Binomial Coefficient Calculator

A binomial coefficient C(n, k) — read as 'n choose k' — represents the number of ways to select k items from a set of n distinct items without regard to order. It appears in the binomial theorem and throughout combinatorics and probability theory.

The formula is C(n, k) = n! / (k! × (n − k)!), where '!' denotes factorial. For example, C(10, 3) = 10! / (3! × 7!) = 120. This calculator shows the full factorial breakdown so you can verify each step.

'n choose k' is simply another way of saying the binomial coefficient C(n, k). It answers the question: in how many distinct ways can you choose k items from a collection of n items, ignoring the order of selection?

When k > n, it is impossible to choose k items from a set of only n, so C(n, k) = 0 by definition. The calculator will return 0 in this case.

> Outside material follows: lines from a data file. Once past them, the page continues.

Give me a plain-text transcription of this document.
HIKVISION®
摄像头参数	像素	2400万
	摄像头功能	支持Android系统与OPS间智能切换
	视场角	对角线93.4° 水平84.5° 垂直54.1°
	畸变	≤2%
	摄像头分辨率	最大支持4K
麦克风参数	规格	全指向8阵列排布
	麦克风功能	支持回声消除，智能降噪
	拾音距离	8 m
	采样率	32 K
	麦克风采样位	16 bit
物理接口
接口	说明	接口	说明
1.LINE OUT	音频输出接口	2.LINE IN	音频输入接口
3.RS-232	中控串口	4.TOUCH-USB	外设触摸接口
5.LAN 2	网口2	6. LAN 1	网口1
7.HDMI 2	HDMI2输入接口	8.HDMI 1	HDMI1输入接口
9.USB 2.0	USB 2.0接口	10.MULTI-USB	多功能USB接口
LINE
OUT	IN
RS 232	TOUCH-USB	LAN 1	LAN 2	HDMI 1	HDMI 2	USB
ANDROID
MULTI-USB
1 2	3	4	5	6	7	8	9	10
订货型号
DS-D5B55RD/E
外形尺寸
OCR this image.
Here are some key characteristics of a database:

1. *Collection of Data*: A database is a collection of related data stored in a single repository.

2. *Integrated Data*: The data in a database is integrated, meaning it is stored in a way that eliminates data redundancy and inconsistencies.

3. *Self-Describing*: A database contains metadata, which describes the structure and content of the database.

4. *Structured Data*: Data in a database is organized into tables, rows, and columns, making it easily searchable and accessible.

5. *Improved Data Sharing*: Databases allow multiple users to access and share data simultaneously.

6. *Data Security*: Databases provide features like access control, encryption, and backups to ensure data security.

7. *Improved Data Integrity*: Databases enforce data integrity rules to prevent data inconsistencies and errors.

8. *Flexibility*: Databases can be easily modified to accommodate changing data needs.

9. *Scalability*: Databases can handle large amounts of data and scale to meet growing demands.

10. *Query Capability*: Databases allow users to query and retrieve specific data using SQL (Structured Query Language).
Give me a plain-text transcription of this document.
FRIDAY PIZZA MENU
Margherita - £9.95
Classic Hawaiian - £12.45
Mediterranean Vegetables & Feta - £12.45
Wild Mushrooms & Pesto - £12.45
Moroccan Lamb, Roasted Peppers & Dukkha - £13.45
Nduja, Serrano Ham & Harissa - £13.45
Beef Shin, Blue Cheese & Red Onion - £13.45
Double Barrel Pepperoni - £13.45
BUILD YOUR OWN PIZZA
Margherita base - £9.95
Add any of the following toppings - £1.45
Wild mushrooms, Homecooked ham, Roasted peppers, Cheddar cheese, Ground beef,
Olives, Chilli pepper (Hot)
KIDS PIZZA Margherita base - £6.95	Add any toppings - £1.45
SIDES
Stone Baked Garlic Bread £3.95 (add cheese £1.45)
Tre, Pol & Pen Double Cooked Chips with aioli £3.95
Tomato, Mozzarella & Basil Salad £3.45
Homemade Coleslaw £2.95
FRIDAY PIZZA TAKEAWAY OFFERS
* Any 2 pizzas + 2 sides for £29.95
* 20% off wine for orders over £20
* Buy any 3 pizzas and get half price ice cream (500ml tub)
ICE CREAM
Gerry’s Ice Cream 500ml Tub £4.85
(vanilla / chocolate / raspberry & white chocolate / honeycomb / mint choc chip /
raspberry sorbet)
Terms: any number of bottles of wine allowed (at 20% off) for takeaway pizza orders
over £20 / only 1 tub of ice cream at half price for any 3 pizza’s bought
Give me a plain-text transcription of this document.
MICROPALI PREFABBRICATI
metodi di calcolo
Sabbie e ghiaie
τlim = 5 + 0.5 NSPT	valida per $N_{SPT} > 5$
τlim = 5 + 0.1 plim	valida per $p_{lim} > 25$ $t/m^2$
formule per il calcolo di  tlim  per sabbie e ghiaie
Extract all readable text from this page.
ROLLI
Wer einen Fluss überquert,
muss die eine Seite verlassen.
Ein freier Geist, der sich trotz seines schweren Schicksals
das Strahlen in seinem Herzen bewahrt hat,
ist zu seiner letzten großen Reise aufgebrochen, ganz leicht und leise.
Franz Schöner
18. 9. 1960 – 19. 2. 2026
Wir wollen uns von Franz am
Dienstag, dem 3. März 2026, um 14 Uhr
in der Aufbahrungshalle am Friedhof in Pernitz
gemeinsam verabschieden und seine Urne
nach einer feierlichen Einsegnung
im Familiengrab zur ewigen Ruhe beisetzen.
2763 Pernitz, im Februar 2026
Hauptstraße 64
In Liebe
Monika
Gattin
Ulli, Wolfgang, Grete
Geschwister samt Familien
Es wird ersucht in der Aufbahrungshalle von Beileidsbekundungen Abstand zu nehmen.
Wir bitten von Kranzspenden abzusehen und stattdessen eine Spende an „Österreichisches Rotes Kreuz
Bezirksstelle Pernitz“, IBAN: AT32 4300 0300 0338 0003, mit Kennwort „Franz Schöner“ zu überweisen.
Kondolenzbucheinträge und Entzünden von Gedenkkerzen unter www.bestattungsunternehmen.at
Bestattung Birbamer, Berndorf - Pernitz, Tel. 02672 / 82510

Both equal 1. C(n, 0) = 1 because there is exactly one way to choose nothing, and C(n, n) = 1 because there is exactly one way to choose all items in the set.

No. A permutation P(n, k) counts ordered selections, while C(n, k) counts unordered selections (combinations). The relationship is C(n, k) = P(n, k) / k!, meaning combinations divide out the k! ways the selected items could be arranged.

Pascal's Triangle is built entirely from binomial coefficients. The nth row (starting from row 0) contains the values C(n, 0), C(n, 1), …, C(n, n). Each entry is the sum of the two entries directly above it, which corresponds to the identity C(n, k) = C(n−1, k−1) + C(n−1, k).

For moderate values of n (up to a few thousand), the calculator uses a logarithm-based approach to avoid overflow, returning the log₁₀ of the coefficient alongside the exact integer result. For very large n, JavaScript's BigInt arithmetic is used to preserve exactness.